Personally, I believe collusion won't give you a very big edge. Let's take an MTT. Some easy collusions are telling your partner your hole cards and chip dumping. Knowing two extra hole cards could help you a little most of the time or perhaps a lot in certain instances. Small edge maybe.

If one partner builds a big stack and the other is short stacked, the dumping chips from one to the other should be +EV although how much I am not sure, but it's probably not much. This might happen a bit in casino tourneys where you end up heads up with your buddy and you either fold the best hand to give him some chips or you refrain from busting him with the nuts.

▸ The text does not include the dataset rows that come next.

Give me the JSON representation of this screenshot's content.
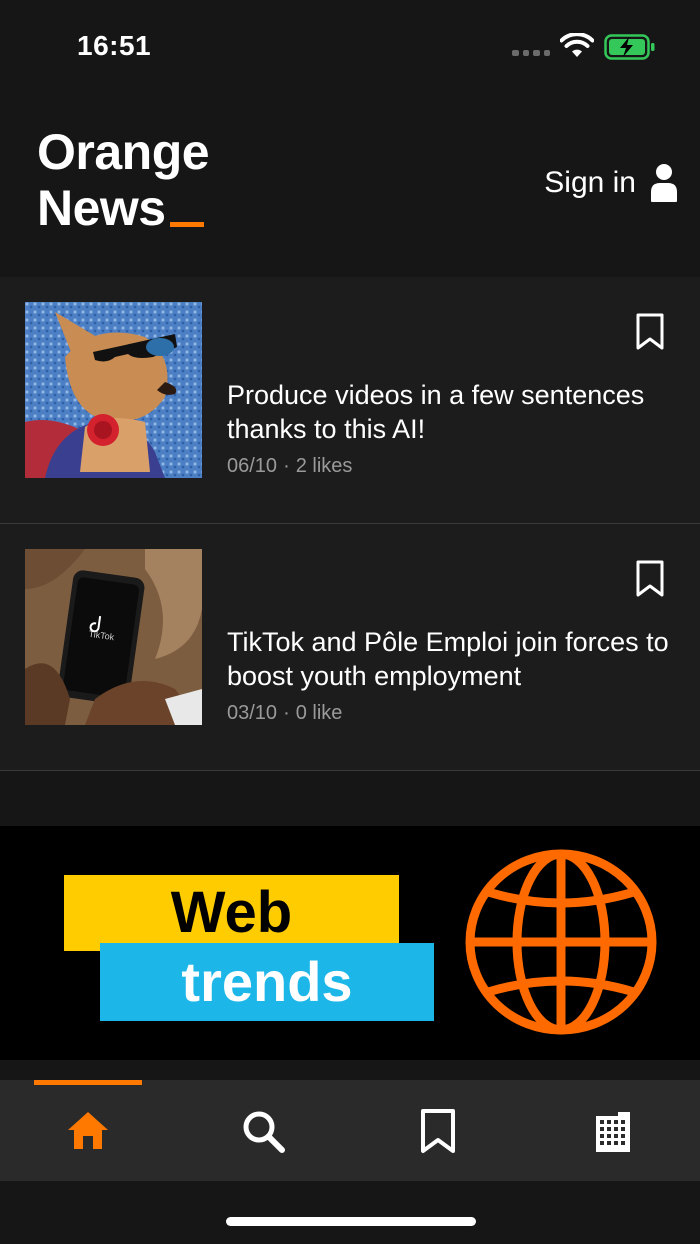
{
  "status_bar": {
    "time": "16:51",
    "icons": [
      "signal-dots-icon",
      "wifi-icon",
      "battery-charging-icon"
    ],
    "battery_color": "#34c759"
  },
  "header": {
    "brand_line1": "Orange",
    "brand_line2": "News",
    "signin_label": "Sign in",
    "accent_color": "#ff7900"
  },
  "articles": [
    {
      "title": "Produce videos in a few sentences thanks to this AI!",
      "date": "06/10",
      "likes": "2 likes",
      "thumbnail": "dog-with-sunglasses-image"
    },
    {
      "title": "TikTok and Pôle Emploi join forces to boost youth employment",
      "date": "03/10",
      "likes": "0 like",
      "thumbnail": "phone-with-tiktok-image",
      "thumbnail_text": "TikTok"
    }
  ],
  "banner": {
    "line1": "Web",
    "line2": "trends",
    "yellow": "#ffcc00",
    "blue": "#1cb6e8",
    "globe_color": "#ff6a00"
  },
  "tab_bar": {
    "tabs": [
      {
        "name": "home",
        "icon": "home-icon",
        "active": true
      },
      {
        "name": "search",
        "icon": "search-icon",
        "active": false
      },
      {
        "name": "bookmarks",
        "icon": "bookmark-icon",
        "active": false
      },
      {
        "name": "company",
        "icon": "building-icon",
        "active": false
      }
    ]
  }
}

Other forms of collusions involving strategy are certainly more difficult to pull off. The whipsaw, or reraising a victim in between you might be one of the more simple forms. But how often will you be in that situation. And once and a while, the victim will have a better hand than both of you.

I think the +EV aspect of collusion is very overrated, especially online or in MTTs where you don't choose your seats or tables.

I believe collusion is at it's worst when either a) a bunch of guys invite a noob or two to their game or b) a couple of friends go together (perhaps separately) to a new game and work to bust it. In both cases, I believe it is the home game scenario that is most susceptible.

I may be naive about this but two players who are good enough to go to a casino and collude successfully are probably good enough to do well on their own.

And at the other end of the spectrum, if two bozos try to collude thinking they are getting the upper hand they actually might end up being -EV. Now that's poker justice.